Camminare nei boschi quando cade la neve.

Camminare nei boschi quando cade la neve.

Camminare nei boschi quando cade la neve. C’è della magia in tutto questo.

Alzare gli occhi al cielo e aprire la bocca per assaggiare il sapore dei fiocchi, grandi e piccoli, come i giorni della vita.

Il silenzio è interrotto solo dai nostri fiati e dai nostri passi che scricchiolano affondando nel sentiero bianco.

Noi non siamo gente di montagna, e i boschi, la neve, il silenzio ci fanno fare pensieri belli e brutti, come i giorni della vita.

Mi fermo un istante, di nuovo apro la bocca per dissetarmi con la neve che scende da un cielo bianco, un cielo che sembra abbia smesso di esistere.

Mi giro a guardarti, ti chiedo: «E se ci perdessimo?».

Per un attimo hai soppesato la domanda, forse pensavi fosse un desiderio, poi hai visto il timore nei miei occhi.

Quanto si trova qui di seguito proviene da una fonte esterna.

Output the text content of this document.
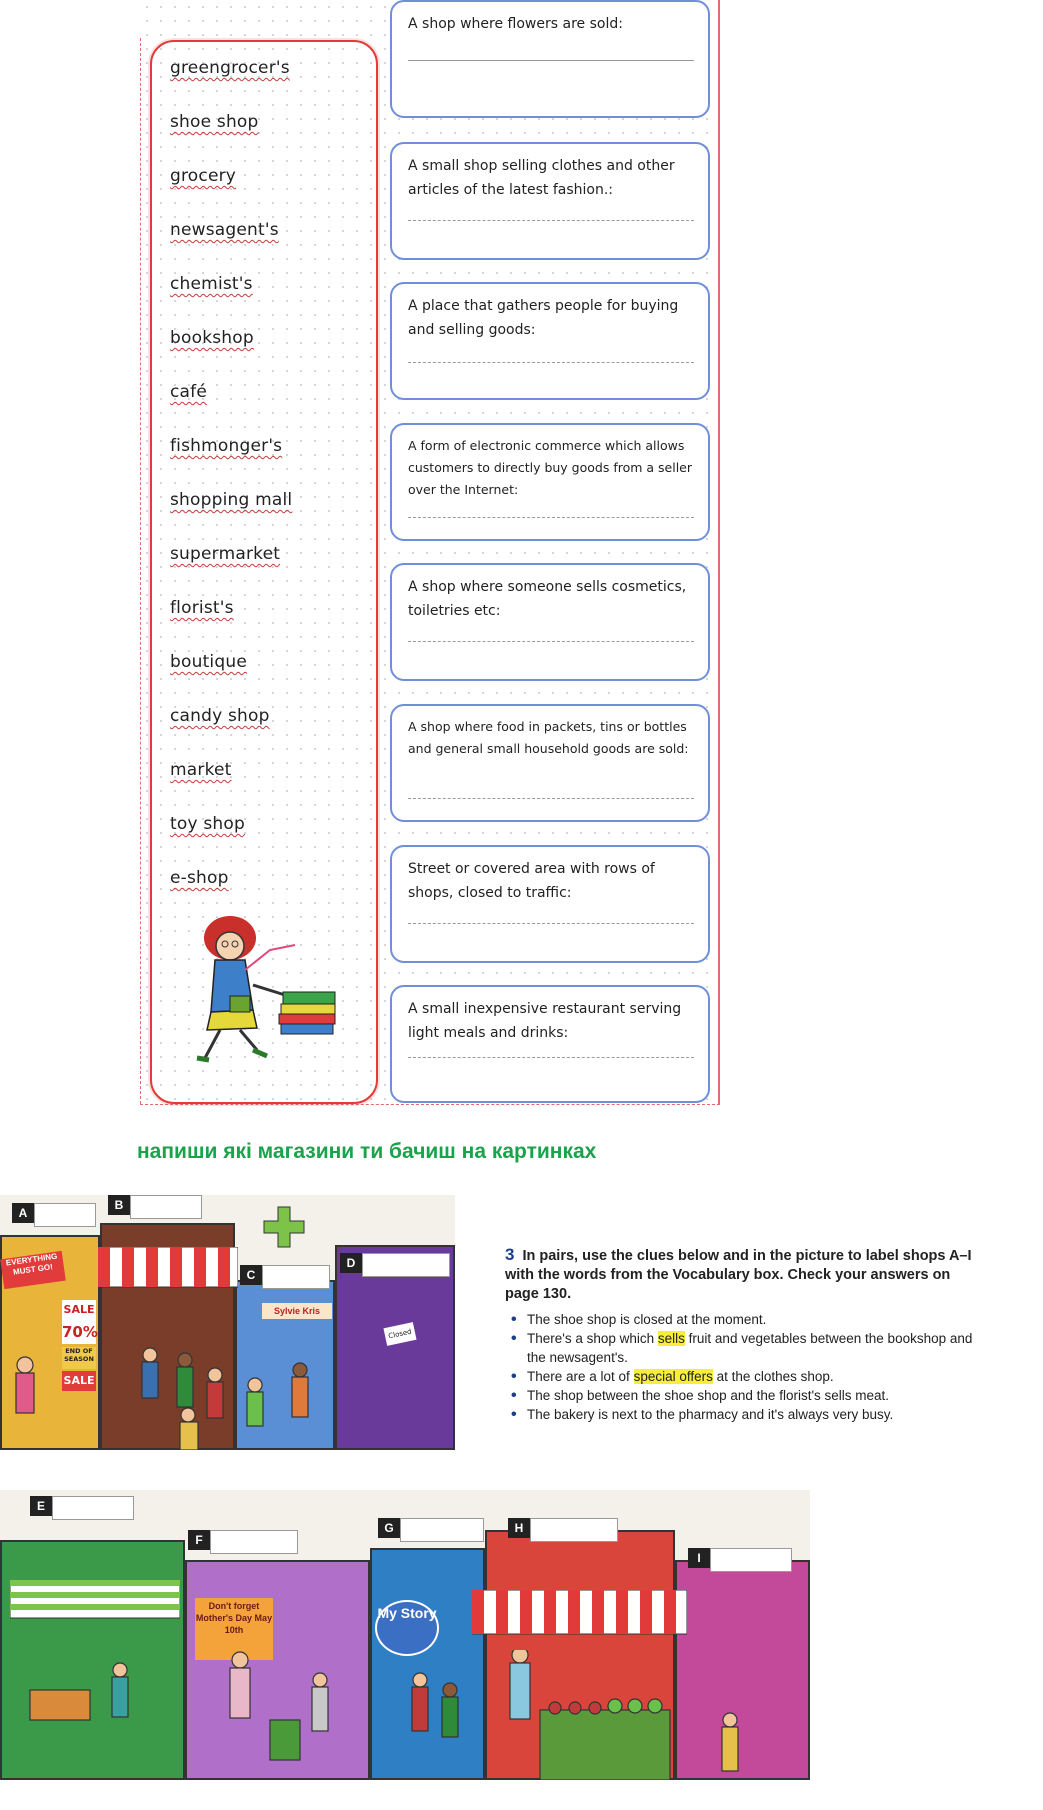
greengrocer's
shoe shop
grocery
newsagent's
chemist's
bookshop
café
fishmonger's
shopping mall
supermarket
florist's
boutique
candy shop
market
toy shop
e-shop
A shop where flowers are sold:
A small shop selling clothes and other articles of the latest fashion.:
A place that gathers people for buying and selling goods:
A form of electronic commerce which allows customers to directly buy goods from a seller over the Internet:
A shop where someone sells cosmetics, toiletries etc:
A shop where food in packets, tins or bottles and general small household goods are sold:
Street or covered area with rows of shops, closed to traffic:
A small inexpensive restaurant serving light meals and drinks:
напиши які магазини ти бачиш на картинках
EVERYTHING MUST GO!
SALE
70%
END OF SEASON
SALE
Sylvie Kris
Closed
A
B
C
D	3 In pairs, use the clues below and in the picture to label shops A–I with the words from the Vocabulary box. Check your answers on page 130.
• The shoe shop is closed at the moment.
• There's a shop which sells fruit and vegetables between the bookshop and the newsagent's.
• There are a lot of special offers at the clothes shop.
• The shop between the shoe shop and the florist's sells meat.
• The bakery is next to the pharmacy and it's always very busy.
Don't forget Mother's Day May 10th
My Story
E
F
G	H
I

Non hai risposto, hai lasciato che la domanda cadesse con la neve. Perdersi, ritrovarsi, come nei giorni della vita.

I nostri passi lasciano impronte. Vediamo altre tracce, di animali. Ho pensato fossero di volpe.

Ora sei tu a chiedere: «E se ci fossero i lupi o gli orsi?».

Forse scherzi, o forse no. Ho cercato di capirlo dal tono, di trovarvi fili di paura. Difficile scandagliare la voce di un uomo e riconoscere i suoi timori. Ti ho guardato, la tua bocca sorrideva, i tuoi occhi no. Potevano esserci lupi e orsi, forse sì, forse no, come nei giorni della vita.

Ti ho risposto: «Gli orsi sono in letargo, e i lupi se ne stanno distanti da noi umani. Puzziamo troppo».

«I grizzly non vanno in letargo», hai commentato.

«I grizzly vivono ad almeno cinquemila chilometri da qui», ti ho risposto dall’interno del cappuccio che faceva rimbombare la mia voce.

Non mi ero accorta del silenzio. Silenzio nel vero senso della parola. Ho smesso di respirare un attimo e di ascoltare il mio cuore che pulsa per la salita. Mi sono voltata perché quel silenzio era assenza. Come in alcuni giorni della vita.

Tu non ci sei. Eri dietro di me un attimo prima e non ci sei più. Mi sono fermata per aspettarti. Le braccia conserte, la posa di chi accetta di malavoglia certe situazioni.

Ti ho visto spuntare dal fianco del bosco, mi hai chiamato: «Vieni», più a gesti che non con la voce.

Ho ridisceso il tratto di sentiero per raggiungerti. Mi hai condotto per un viottolo che non avevo notato. La neve era rivoltata dalle tracce, anche dalle tue orme.

Pochi passi e si è aperta una radura. Aveva qualcosa di magico. Un piccolo stagno ghiacciato in alcuni punti, l’erba gialla che contornava la riva, i pini che sembrava emanassero calore perché sotto di loro non c’era neve ma cuscini d’aghi marroni.

«Prima c’erano tre caprioli», mi hai detto, «ma ci hanno sentito e sono scappati».

«Già», ti ho risposto, «loro sì che devono aver paura, di noi, degli esseri umani».

«Essere Umano, non trovi sia un ossimoro, talvolta?», mi hai chiesto sedendoti sotto un pino.

Ho pensato alle guerre ancora accese nell’anno appena iniziato.

Mi sono seduta accanto a te, ho appoggiato la testa sulla tua spalla. Non ho risposto subito perché ho intravisto la sagoma di un capriolo, correva saltellando verso una discesa sul fianco della montagna. Era come se fuggisse senza togliermi gli occhi di dosso.

«Dipende dal significato che diamo alla parola umano. Forse siamo cattivi dentro, noi esseri Umani. Però sì, in ogni caso siamo un ossimoro».